Undergraduate Senate to vote on constitutional changes

By Amanda Riddle
Arizona Daily Wildcat
October 16, 1996


Arizona Daily Wildcat

"We were elected under this constitution, so it is hard to change it."
-Gilbert Davidson
Undergraduate Senate Chairman

[]

The Undergraduate Senate plans to take students opinions into consideration before voting on a proposed amendment to the Associated Students Constitution tonight

The Senate is meeting at 5:30 p.m. in the Memorial Student Union Santa Rita Room.

The proposed amendment is the result of the recent official separation between the Graduate and Professional Student Council and ASUA.

Chairman Gilbert Davidson said the Senate will be voting on excluding all GPSC references from the Constitution, and will remove GPSC's voting rights on the Central Coordinating Council.

This requires revising the structure of the CCC, which votes weekly on appropriations board decisions regarding the amount of money given to clubs and organizations.

Currently, the CCC is composed of three voting members from each of the two legislative branches - Undergraduate Senate and GPSC; and three executive members - the president, vice president for clubs and organizations and vice president for programs and s ervices.

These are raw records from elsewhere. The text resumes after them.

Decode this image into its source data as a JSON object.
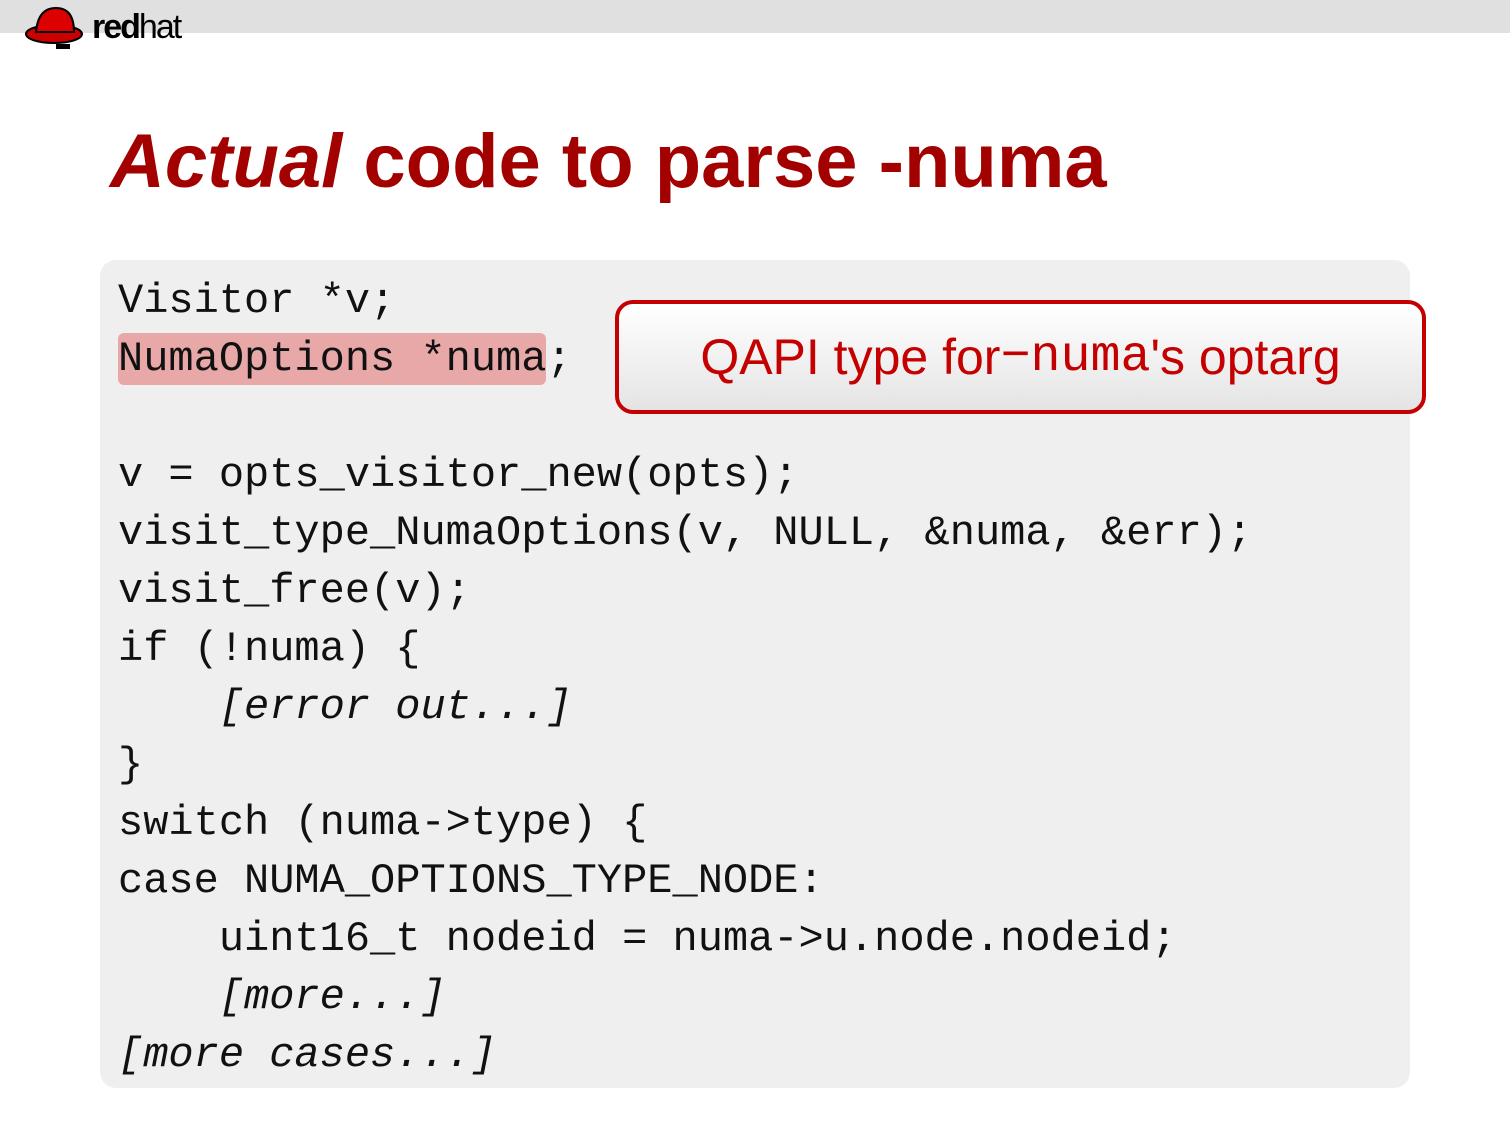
{
  "logo": {
    "text_bold": "red",
    "text_light": "hat",
    "brand_color": "#cc0000"
  },
  "title": {
    "emphasis": "Actual",
    "rest": " code to parse -numa"
  },
  "callout": {
    "pre": "QAPI type for ",
    "mono": "−numa",
    "post": "'s optarg"
  },
  "code": {
    "lines": [
      {
        "text": "Visitor *v;"
      },
      {
        "highlight": "NumaOptions *numa",
        "text": ";"
      },
      {
        "text": ""
      },
      {
        "text": "v = opts_visitor_new(opts);"
      },
      {
        "text": "visit_type_NumaOptions(v, NULL, &numa, &err);"
      },
      {
        "text": "visit_free(v);"
      },
      {
        "text": "if (!numa) {"
      },
      {
        "text": "    [error out...]",
        "italic": true
      },
      {
        "text": "}"
      },
      {
        "text": "switch (numa->type) {"
      },
      {
        "text": "case NUMA_OPTIONS_TYPE_NODE:"
      },
      {
        "text": "    uint16_t nodeid = numa->u.node.nodeid;"
      },
      {
        "text": "    [more...]",
        "italic": true
      },
      {
        "text": "[more cases...]",
        "italic": true
      }
    ]
  }
}
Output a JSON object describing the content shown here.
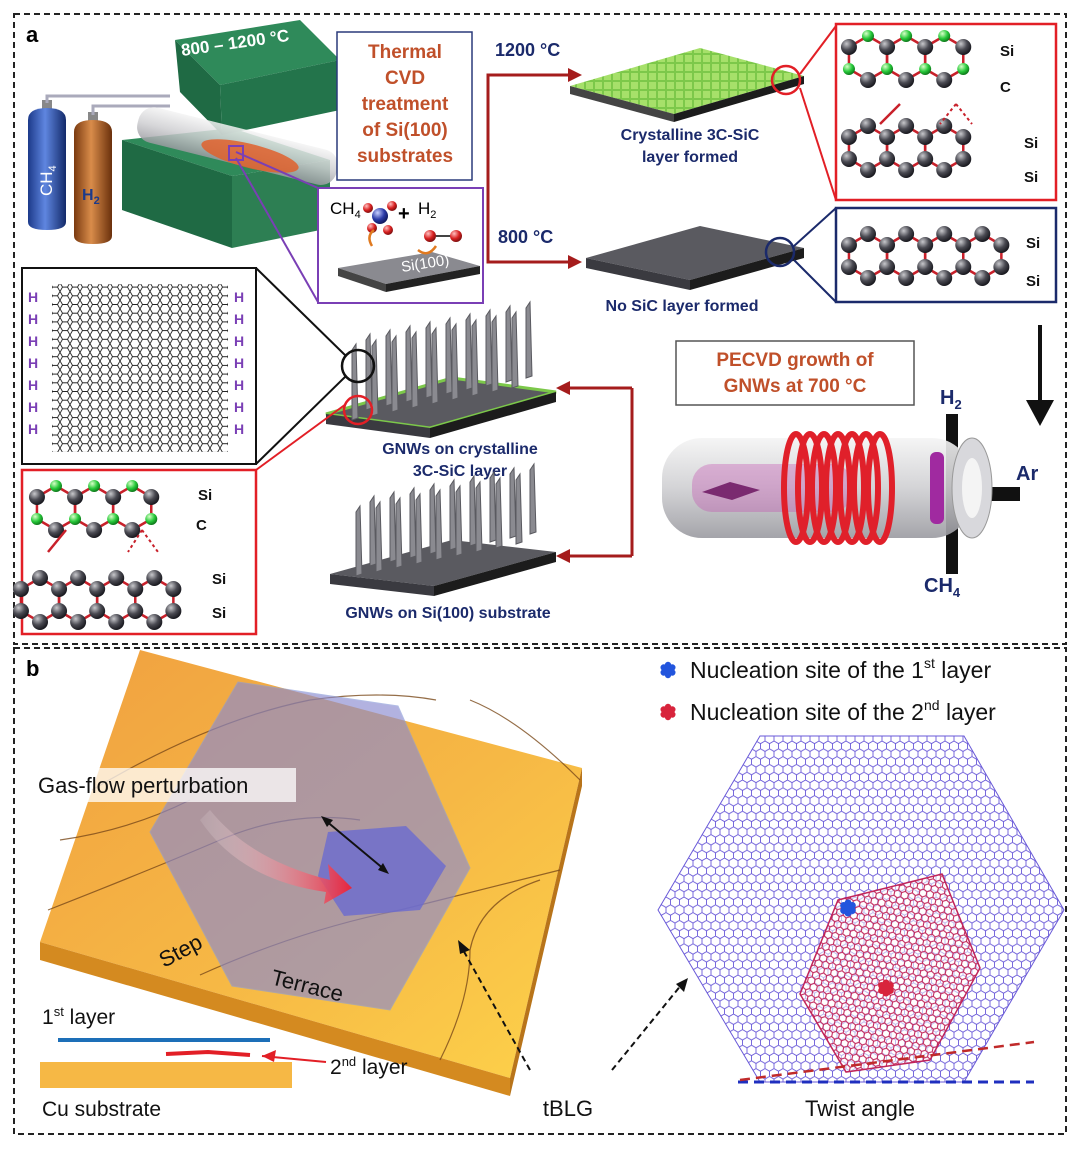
{
  "panel_a": {
    "label": "a",
    "furnace_temp": "800 – 1200 °C",
    "gas1": "CH",
    "gas1_sub": "4",
    "gas2": "H",
    "gas2_sub": "2",
    "thermal_box": [
      "Thermal",
      "CVD",
      "treatment",
      "of Si(100)",
      "substrates"
    ],
    "reaction_ch4": "CH",
    "reaction_ch4_sub": "4",
    "reaction_plus": "+",
    "reaction_h2": "H",
    "reaction_h2_sub": "2",
    "substrate_label": "Si(100)",
    "temp_high": "1200 °C",
    "temp_low": "800 °C",
    "crystalline_caption": [
      "Crystalline 3C-SiC",
      "layer formed"
    ],
    "no_sic_caption": "No SiC layer formed",
    "atom_si": "Si",
    "atom_c": "C",
    "pecvd_box": [
      "PECVD growth of",
      "GNWs at 700 °C"
    ],
    "pecvd_h2": "H",
    "pecvd_h2_sub": "2",
    "pecvd_ch4": "CH",
    "pecvd_ch4_sub": "4",
    "pecvd_ar": "Ar",
    "gnw_sic_caption": [
      "GNWs on crystalline",
      "3C-SiC layer"
    ],
    "gnw_si_caption": "GNWs on Si(100) substrate",
    "hydrogen": "H",
    "carbon": "C"
  },
  "panel_b": {
    "label": "b",
    "legend": [
      {
        "pre": "Nucleation site of the 1",
        "sup": "st",
        "post": " layer",
        "color": "#2255dd"
      },
      {
        "pre": "Nucleation site of the 2",
        "sup": "nd",
        "post": " layer",
        "color": "#d8243c"
      }
    ],
    "gas_flow": "Gas-flow perturbation",
    "step": "Step",
    "terrace": "Terrace",
    "layer1_pre": "1",
    "layer1_sup": "st",
    "layer1_post": " layer",
    "layer2_pre": "2",
    "layer2_sup": "nd",
    "layer2_post": " layer",
    "cu_substrate": "Cu substrate",
    "tblg": "tBLG",
    "twist_angle": "Twist angle"
  },
  "colors": {
    "dark_red": "#a51c1c",
    "navy": "#1b2a6b",
    "red_box": "#e21f26",
    "purple_box": "#7a3fb5",
    "copper": "#f2a93b",
    "graphene_blue": "#5a5ad0",
    "graphene_red": "#c0245a"
  }
}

The treasurer also serves on the council but has no voting power.

Under the current constitution, the student body president, who chairs the council, has voting power in the CCC but only in the case of a tie. One proposal is to give the president the right to vote in all cases and make the treasurer the chairperson, Dav idson said.

It is better to have the treasurer as the chair because the treasurer doesn't have voting power, he said.

Another option is to make the president the chairperson without voting power, regardless of a tie, he said.

Davidson said he would like to eliminate the whole structure in which the executive and legislative branches combine to vote on matters.

"We were elected under this constitution, so it is hard to change it," he said.

ASUA will be presenting a new constitution in late November or early December for students to vote on in the spring, Davidson said.

This version may create a governmental structure that is similar to the United States', in which the executive and legislative branches are separate, he added.